Create Generic Security Schema

Organizing your data and objects into functional building blocks is essential for proper data management and security. We accomplish this through schemas, roles, and users.

The basic security model we are implementing has three (3) major prongs:

  1. Data should be organized according to its 'owner,' which corresponds to the 'business unit,' 'department,' or 'organizational vertical.'

    1. For instance, data owned by the Water group should be owned by a corresponding database user named 'water' and exist within the 'water' schema. A database connection string for a water dataset would appear as enowa-sgis-db.water.someFeatureClass.

  2. Role-based security should be applied to leverage rule-based security policies rather than individual/explicit grants.

    1. Role-based security should exist to generally organize users by their job & role. For instance, if the transmission group (tso) hires a GIS analyst, that analyst should have permissions applied for them based on the predefined permissions that the GIS analyst is 'supposed to' have.

  3. Administrative, advanced, and functional activities should be isolated to the fullest extent possible and require users to change accounts to conduct different types of activities.

    1. As an example, consider the 'water' user referenced earlier. This user can read, query, create, delete and update objects, while 'typical' users can only read, query and, possibly, update objects. When creating new objects, the schema owner account should be used; however, when making edits to records or conducting regular business operations, users should use their individual accounts.

In addition, it is important to note that the GIS is only approved for Confidential and Public data. Data categorized as Secret/Top Secret and classified should not be present in the geodatabase as this would consistute a violation of the KSA regulations related to cloud providers. NourNet, our current cloud provider, was downgraded to class 'B' in March 2023, which introduced this limitation.

The basic security model is defined below:

  • Data Owners/Schemas:

    • water

    • enowa

    • neom

    • dso

    • tso

    • hydrogen

    • demo

    • staging

    • geoadmin

    • sde

      • Note: this account owns the geodatabase system tables and should not own data

  • Database Roles:

    • Viewer

      • Permissions: Connect, View Definition, View Database State, Select, Query (CVVdsSQ)

    • Editor

      • Permissions: CVVdsSQ, Update/Insert, Execute (CVVdsSQUE)
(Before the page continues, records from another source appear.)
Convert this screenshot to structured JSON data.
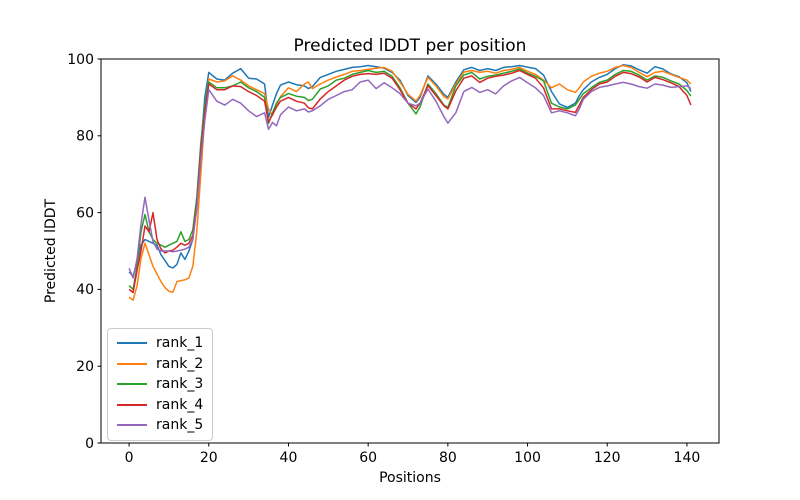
{
  "chart_data": {
    "type": "line",
    "title": "Predicted lDDT per position",
    "xlabel": "Positions",
    "ylabel": "Predicted lDDT",
    "xlim": [
      -7.05,
      148.05
    ],
    "ylim": [
      0,
      100
    ],
    "xticks": [
      0,
      20,
      40,
      60,
      80,
      100,
      120,
      140
    ],
    "yticks": [
      0,
      20,
      40,
      60,
      80,
      100
    ],
    "grid": false,
    "legend_position": "lower left",
    "x": [
      0,
      1,
      2,
      3,
      4,
      5,
      6,
      7,
      8,
      9,
      10,
      11,
      12,
      13,
      14,
      15,
      16,
      17,
      18,
      19,
      20,
      22,
      24,
      26,
      28,
      30,
      32,
      34,
      35,
      36,
      37,
      38,
      40,
      42,
      44,
      45,
      46,
      48,
      50,
      52,
      54,
      56,
      58,
      60,
      62,
      64,
      66,
      68,
      70,
      72,
      73,
      75,
      77,
      79,
      80,
      82,
      84,
      86,
      88,
      90,
      92,
      94,
      96,
      98,
      100,
      102,
      104,
      106,
      108,
      110,
      112,
      113,
      114,
      116,
      118,
      120,
      122,
      124,
      126,
      128,
      130,
      132,
      134,
      136,
      138,
      140,
      141
    ],
    "series": [
      {
        "name": "rank_1",
        "color": "#1f77b4",
        "values": [
          44.5,
          43.5,
          47,
          51.5,
          53,
          52.5,
          52,
          51.5,
          49,
          47.5,
          46,
          45.6,
          46.5,
          49.5,
          47.8,
          50,
          53,
          63,
          77,
          90,
          96.5,
          94.8,
          94.5,
          96.3,
          97.5,
          95,
          94.8,
          93.5,
          84.8,
          88,
          91,
          93.2,
          94,
          93.3,
          93,
          92.3,
          92.8,
          95.2,
          96,
          96.8,
          97.3,
          97.8,
          98,
          98.3,
          98,
          97.6,
          96.5,
          94.5,
          90.5,
          88.7,
          90,
          95.6,
          93.5,
          90.8,
          90,
          94,
          97.2,
          97.8,
          97,
          97.5,
          97,
          97.8,
          98,
          98.3,
          97.9,
          97.5,
          95.8,
          91.5,
          88.3,
          87.4,
          88.5,
          90.5,
          92,
          94,
          95.2,
          96,
          97.5,
          98.5,
          98.2,
          97.2,
          96.3,
          98,
          97.4,
          96.1,
          95.4,
          93.8,
          91.5
        ]
      },
      {
        "name": "rank_2",
        "color": "#ff7f0e",
        "values": [
          38,
          37.2,
          41,
          48,
          52,
          49,
          46,
          44,
          42,
          40.5,
          39.5,
          39.3,
          42,
          42.3,
          42.5,
          43,
          46,
          55,
          70,
          85,
          94.8,
          94,
          94.3,
          95.6,
          94.5,
          93,
          92,
          91,
          87,
          85.3,
          88,
          90.2,
          92.5,
          91.5,
          93.5,
          94,
          92.3,
          93.5,
          94.5,
          95.3,
          96,
          96.8,
          97,
          97.3,
          97.6,
          97.8,
          96.8,
          94,
          90.8,
          89.1,
          90.5,
          95.2,
          93,
          90.2,
          89.6,
          93.5,
          96.6,
          97,
          96.5,
          96.8,
          96.3,
          97,
          97.3,
          97.8,
          96.8,
          96,
          94.5,
          92.5,
          93.5,
          92,
          91.3,
          92.5,
          94,
          95.5,
          96.3,
          96.8,
          97.8,
          98.3,
          97.8,
          96.5,
          95.4,
          96.5,
          96.8,
          96,
          95.2,
          94.5,
          93.5
        ]
      },
      {
        "name": "rank_3",
        "color": "#2ca02c",
        "values": [
          41,
          40,
          46,
          55,
          59.5,
          55,
          53,
          52,
          51.5,
          51,
          51.5,
          52,
          52.5,
          55,
          52.5,
          53,
          55.5,
          64,
          78,
          88,
          94,
          92.5,
          92.5,
          93,
          94,
          92.5,
          91.5,
          90,
          83.2,
          86,
          88.5,
          90,
          91,
          90.3,
          90,
          89.2,
          89.5,
          92.2,
          93,
          94.5,
          95,
          96,
          96.5,
          97,
          96.5,
          96.8,
          95.5,
          92.5,
          88.5,
          85.7,
          87.5,
          93.5,
          91,
          88,
          87.4,
          93,
          95.8,
          96.5,
          94.8,
          95.5,
          95.8,
          96.3,
          96.8,
          97.4,
          96.3,
          95.5,
          94.3,
          88.5,
          87.5,
          87,
          88,
          89.5,
          91,
          92.5,
          93.9,
          94.5,
          96,
          97,
          96.8,
          95.8,
          94.5,
          95.6,
          95.2,
          94.3,
          93.5,
          91.8,
          90.3
        ]
      },
      {
        "name": "rank_4",
        "color": "#d62728",
        "values": [
          40,
          39.2,
          45,
          50,
          56.5,
          55,
          60,
          53,
          50.5,
          49.5,
          50,
          50.2,
          51,
          52,
          51.5,
          52,
          54,
          62,
          76,
          86,
          93.5,
          92,
          92,
          93,
          92.8,
          91.5,
          90.5,
          89,
          83.6,
          85.5,
          87.5,
          89,
          90,
          89,
          88.5,
          87.3,
          87,
          89.6,
          91.5,
          93,
          94.5,
          95.5,
          96,
          96.2,
          96,
          96.3,
          95,
          92,
          88.5,
          87,
          88.5,
          93.1,
          90.5,
          87.8,
          87,
          91.7,
          95,
          95.6,
          93.9,
          95,
          95.5,
          95.8,
          96.3,
          97,
          96,
          95,
          92.5,
          87,
          87,
          86.5,
          86.1,
          88,
          90,
          92,
          93.5,
          94,
          95.5,
          96.5,
          96.2,
          95.3,
          94,
          95.2,
          94.6,
          93.8,
          92.8,
          90.5,
          88
        ]
      },
      {
        "name": "rank_5",
        "color": "#9467bd",
        "values": [
          45.5,
          43,
          48,
          57,
          64,
          58,
          52.5,
          50.5,
          50,
          50,
          50,
          49.8,
          50,
          50.2,
          50.5,
          51,
          53,
          61,
          74,
          84,
          92,
          89,
          88,
          89.5,
          88.5,
          86.5,
          85,
          86,
          81.7,
          83.5,
          82.6,
          85.5,
          87.5,
          86.5,
          87,
          86.2,
          86.5,
          87.8,
          89.5,
          90.5,
          91.5,
          92,
          94,
          94.5,
          92.3,
          93.8,
          92.5,
          91,
          88.5,
          87.8,
          88.5,
          92.2,
          89,
          85,
          83.3,
          86,
          91.5,
          92.6,
          91.3,
          92,
          90.9,
          93,
          94.3,
          95.2,
          93.8,
          92.5,
          90.5,
          86,
          86.5,
          86,
          85.2,
          87,
          89.5,
          91.5,
          92.6,
          93,
          93.5,
          93.9,
          93.5,
          92.8,
          92.4,
          93.5,
          93.2,
          92.6,
          92.8,
          93,
          92.3
        ]
      }
    ]
  }
}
    • Writer (Schema Owners)

      • Permissions: CVVdsSQUE, Create Table, Create Procedure, Create View, Control, Delete

    • Domain Editors (CVVdsSQUE filtered by schema)

      • waterEditor

      • neomEditor

      • enowaEditor

      • dsoEditor

      • tsoEditor

      • hydrogrenEditor

      • demoEditor

      • GeoAdmin

As aforementioned, the 'sde' account is the geodatabase administrator account and is responsible for managing versions, the states, system tables, and general administrative tasks. It should not be used to own or edit data.